PRATA PRINCIPATO ULTRA – Tre pregiudicati di Prata Principato Ultra, di età compresa fra i 20 e 25 anni, sono stati denunciati all’autorità giudiziaria perché resisi responsabili dei reati di rissa e porto e detenzione di strumenti atti ad offendere. Infatti, le indagini condotte dai carabinieri dell’aliquota radiomobile della compagnia di Mirabella Eclano e della stazione di Pratola Serra hanno accertato, mediante anche l’ausilio di sistema di video-sorveglianza, che i tre, nei pressi di un esercizio pubblico, avevano scatenato un rissa utilizzando anche mazze e spranghe di ferro. L’operazione rientra nell’ambito dei servizi di controllo messi in atto nell’ambito del territorio di competenza del comando compagnia carabinieri di Mirabella Eclano su disposizione del comando provinciale di Avellino.
Sempre a Prata è stata portata a termine una serie di operazioni: in particolare, i militari della stazione di Pratola Serra, durante l’esecuzione di specifici controlli su soggetti gravati da pregiudizi penali, hanno tratto in arresto un 44enne di Pratola Serra per violazione della sorveglianza speciale di pubblica sicurezza con obbligo di soggiorno cui era sottoposto, in quanto veniva trovato in un Comune diverso da quello di residenza e in compagnia di altri due soggetti pregiudicati. L’uomo, su disposizione dell’autorità giudiziaria, veniva collocato al regime degli arresti domiciliari in attesa della celebrazione del rito direttissimo da celebrarsi dinanzi al Tribunale di Avellino.
Ancora: i carabinieri del nucleo operativo e radiomobile della compagnia di Mirabella Eclano, durante l’esecuzione di specifici controlli alla circolazione stradale, hanno deferito un soggetto del luogo per guida sotto l’influenza di sostanze alcoliche poiché sorpreso alla guida della propria autovettura con un tasso alcolico pari a 1,17 G/L, di gran lunga superiore al limite consentito. Ritirata, a questo punto, la patente di guida.
Denunciato anche un 29enne di Roma per il reato di truffa poiché si accertava che lo stesso aveva raggirato tre ragazze della provincia di Avellino mediante un falso annuncio, apparso su sito internet, di locazione immobile in una famosa località turistica siciliana. A tale annuncio le tre ignare ragazze rispondevano e provvedevano ad inoltrare bonifico corrispondente a parte della somma totale da pagare ma, solo poco prima della partenza, si rendevano conto che si trattava di una truffa.
Deferite all’autorità giudiziaria quattro donne del posto, tutte censurate, per danneggiamento aggravato in concorso tra di loro: le indagini hanno dimostrato che le stesse, per futili motivi, avevano danneggiato una finestra di abitazione di una vicina di casa che, al momento del fatto, era assente.
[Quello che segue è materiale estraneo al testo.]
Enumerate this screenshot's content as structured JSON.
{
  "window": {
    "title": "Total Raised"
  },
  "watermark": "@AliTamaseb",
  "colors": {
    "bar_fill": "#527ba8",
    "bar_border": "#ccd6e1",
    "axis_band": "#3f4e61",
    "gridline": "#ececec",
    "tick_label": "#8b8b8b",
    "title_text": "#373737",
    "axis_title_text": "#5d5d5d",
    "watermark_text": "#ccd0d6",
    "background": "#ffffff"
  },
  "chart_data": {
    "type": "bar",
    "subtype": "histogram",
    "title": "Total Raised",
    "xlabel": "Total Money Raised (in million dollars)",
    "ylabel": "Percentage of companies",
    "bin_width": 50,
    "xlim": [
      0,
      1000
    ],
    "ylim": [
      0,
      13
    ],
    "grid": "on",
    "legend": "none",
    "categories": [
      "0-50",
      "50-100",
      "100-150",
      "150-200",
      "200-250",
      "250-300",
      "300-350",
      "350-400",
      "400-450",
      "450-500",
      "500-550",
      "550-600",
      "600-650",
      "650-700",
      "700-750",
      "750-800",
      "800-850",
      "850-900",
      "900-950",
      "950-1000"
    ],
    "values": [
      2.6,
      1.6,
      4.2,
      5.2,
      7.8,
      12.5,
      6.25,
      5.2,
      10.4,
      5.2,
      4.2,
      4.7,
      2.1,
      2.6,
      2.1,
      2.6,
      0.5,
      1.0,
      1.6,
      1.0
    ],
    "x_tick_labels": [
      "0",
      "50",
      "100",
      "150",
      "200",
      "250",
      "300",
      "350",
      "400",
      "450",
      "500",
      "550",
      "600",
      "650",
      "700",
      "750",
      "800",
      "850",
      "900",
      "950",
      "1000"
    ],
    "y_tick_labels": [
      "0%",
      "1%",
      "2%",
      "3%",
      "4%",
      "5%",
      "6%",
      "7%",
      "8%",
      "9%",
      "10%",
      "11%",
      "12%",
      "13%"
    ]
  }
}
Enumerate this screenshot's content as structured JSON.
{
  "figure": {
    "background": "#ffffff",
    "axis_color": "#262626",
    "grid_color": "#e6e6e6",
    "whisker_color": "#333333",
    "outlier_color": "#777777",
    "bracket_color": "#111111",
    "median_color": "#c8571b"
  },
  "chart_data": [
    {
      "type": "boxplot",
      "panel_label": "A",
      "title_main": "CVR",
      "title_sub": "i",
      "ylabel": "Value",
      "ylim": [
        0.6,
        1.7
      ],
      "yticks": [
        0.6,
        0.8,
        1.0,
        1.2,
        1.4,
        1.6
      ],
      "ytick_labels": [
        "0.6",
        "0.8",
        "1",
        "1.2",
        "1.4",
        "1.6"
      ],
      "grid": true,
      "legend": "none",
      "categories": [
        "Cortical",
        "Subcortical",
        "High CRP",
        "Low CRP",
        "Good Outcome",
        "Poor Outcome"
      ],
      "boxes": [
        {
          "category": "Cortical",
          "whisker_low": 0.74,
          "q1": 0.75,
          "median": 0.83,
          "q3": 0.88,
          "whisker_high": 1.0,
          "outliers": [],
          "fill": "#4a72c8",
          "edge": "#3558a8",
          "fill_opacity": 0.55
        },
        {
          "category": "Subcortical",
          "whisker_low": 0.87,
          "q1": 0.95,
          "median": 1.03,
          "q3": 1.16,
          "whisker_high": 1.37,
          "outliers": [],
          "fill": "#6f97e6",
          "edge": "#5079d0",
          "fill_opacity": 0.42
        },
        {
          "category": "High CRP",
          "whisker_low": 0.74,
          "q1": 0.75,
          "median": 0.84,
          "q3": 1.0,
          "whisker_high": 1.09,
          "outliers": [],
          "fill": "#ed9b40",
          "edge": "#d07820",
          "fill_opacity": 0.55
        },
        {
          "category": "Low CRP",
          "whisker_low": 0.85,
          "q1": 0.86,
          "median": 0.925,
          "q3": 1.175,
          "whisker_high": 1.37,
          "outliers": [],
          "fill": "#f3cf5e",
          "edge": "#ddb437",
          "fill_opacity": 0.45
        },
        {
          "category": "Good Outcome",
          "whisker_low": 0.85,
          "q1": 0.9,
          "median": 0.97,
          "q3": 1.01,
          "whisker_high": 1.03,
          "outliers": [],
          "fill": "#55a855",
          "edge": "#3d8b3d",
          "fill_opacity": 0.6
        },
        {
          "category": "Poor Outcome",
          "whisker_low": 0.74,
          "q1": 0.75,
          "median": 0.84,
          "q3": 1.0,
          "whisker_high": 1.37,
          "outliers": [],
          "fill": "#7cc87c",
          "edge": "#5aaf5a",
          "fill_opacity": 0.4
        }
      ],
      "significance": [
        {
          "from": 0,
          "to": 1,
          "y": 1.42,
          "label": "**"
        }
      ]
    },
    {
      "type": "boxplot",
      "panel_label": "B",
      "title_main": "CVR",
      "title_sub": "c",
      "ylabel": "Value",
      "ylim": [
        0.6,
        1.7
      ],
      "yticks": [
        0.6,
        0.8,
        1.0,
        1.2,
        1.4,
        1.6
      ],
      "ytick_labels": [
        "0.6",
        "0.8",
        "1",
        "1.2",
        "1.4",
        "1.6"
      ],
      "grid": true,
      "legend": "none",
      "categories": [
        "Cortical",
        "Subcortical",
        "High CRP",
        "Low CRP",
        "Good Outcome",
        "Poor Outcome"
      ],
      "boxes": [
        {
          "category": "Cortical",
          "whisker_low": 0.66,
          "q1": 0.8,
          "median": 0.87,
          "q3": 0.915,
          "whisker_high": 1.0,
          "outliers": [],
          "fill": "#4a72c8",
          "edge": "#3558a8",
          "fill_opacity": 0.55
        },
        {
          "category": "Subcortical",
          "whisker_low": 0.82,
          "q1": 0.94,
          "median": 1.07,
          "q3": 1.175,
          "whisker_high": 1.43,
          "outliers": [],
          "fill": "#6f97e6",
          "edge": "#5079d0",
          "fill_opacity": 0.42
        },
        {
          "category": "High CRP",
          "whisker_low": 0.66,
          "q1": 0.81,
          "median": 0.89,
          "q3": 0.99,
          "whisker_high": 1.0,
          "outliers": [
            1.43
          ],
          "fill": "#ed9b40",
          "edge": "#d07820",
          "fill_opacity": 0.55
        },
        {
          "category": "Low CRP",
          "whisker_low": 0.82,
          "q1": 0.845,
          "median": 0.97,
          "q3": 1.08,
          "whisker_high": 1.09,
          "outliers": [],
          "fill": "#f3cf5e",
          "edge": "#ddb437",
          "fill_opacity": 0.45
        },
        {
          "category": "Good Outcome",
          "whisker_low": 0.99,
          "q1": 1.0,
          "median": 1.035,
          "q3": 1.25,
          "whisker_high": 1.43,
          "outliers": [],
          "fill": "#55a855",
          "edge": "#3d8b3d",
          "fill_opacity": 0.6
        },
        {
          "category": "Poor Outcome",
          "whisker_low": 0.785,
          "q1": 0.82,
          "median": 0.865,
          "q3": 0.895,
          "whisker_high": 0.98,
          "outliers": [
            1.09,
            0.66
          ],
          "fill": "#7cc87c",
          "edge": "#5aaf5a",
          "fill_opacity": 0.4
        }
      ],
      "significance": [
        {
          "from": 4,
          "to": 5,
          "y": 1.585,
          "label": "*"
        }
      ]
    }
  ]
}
Un’altra donna è finita nei guai a Pratola Serra perché resasi responsabile del reato di falso materiale commesso da privato e sostituzione di persona. Infatti i carabinieri della locale stazione sono riusciti ad accertare che la stessa, dopo aver richiesto un finanziamento presso società di prestiti, per ottenere lo stesso (poi mai onorato), aveva indicato falsamente il coobbligato nella persona di un’anziana vedova, completamente all'oscuro della vicenda. Sempre gli uomini dell’Arma della stazione di Pratola Serra, a seguito di accurate e minuziose indagini scaturite dal danneggiamento di due autovetture parcheggiate, lo scorso 7 settembre, a Tufo durante la manifestazione denominata “Tufo Greco Festival” hanno deferito in s.l. due giovani di Salerno, entrambi di 25 anni, per danneggiamento aggravato.
Dalla Valle del Sabato spostiamoci a Gesualdo dove i carabinieri della locale stazione, durante l’esecuzione di specifici controlli, hanno deferito all’autorità giudiziaria un pregiudicato del posto di 47 anni per furto aggravato: si accertava infatti che l’uomo aveva sottratto, dall’interno di una autovettura, un libretto di risparmio postale e una carta d’identità. Sempre a Gesualdo un pregiudicato 55enne della provincia di Avellino è stato intercettato mentre si aggirava a piedi nei pressi di abitazioni del paese e visto che non riusciva a giustificare la sua presenza nel Comune irpino ed essendo gravato da numerosi precedenti per reati contro il patrimonio, è stato proposto e allontanato con foglio di via obbligatorio.
A Frigento, infine, i militari della locale stazione hanno denunciato un cittadino rumeno, classe ’82, domiciliato in Napoli per inosservanza di provvedimento emesso dall’autorità giudiziaria poiché non aveva ottemperato a provvedimento di allontanamento per motivi di pubblica sicurezza dal territorio nazionale.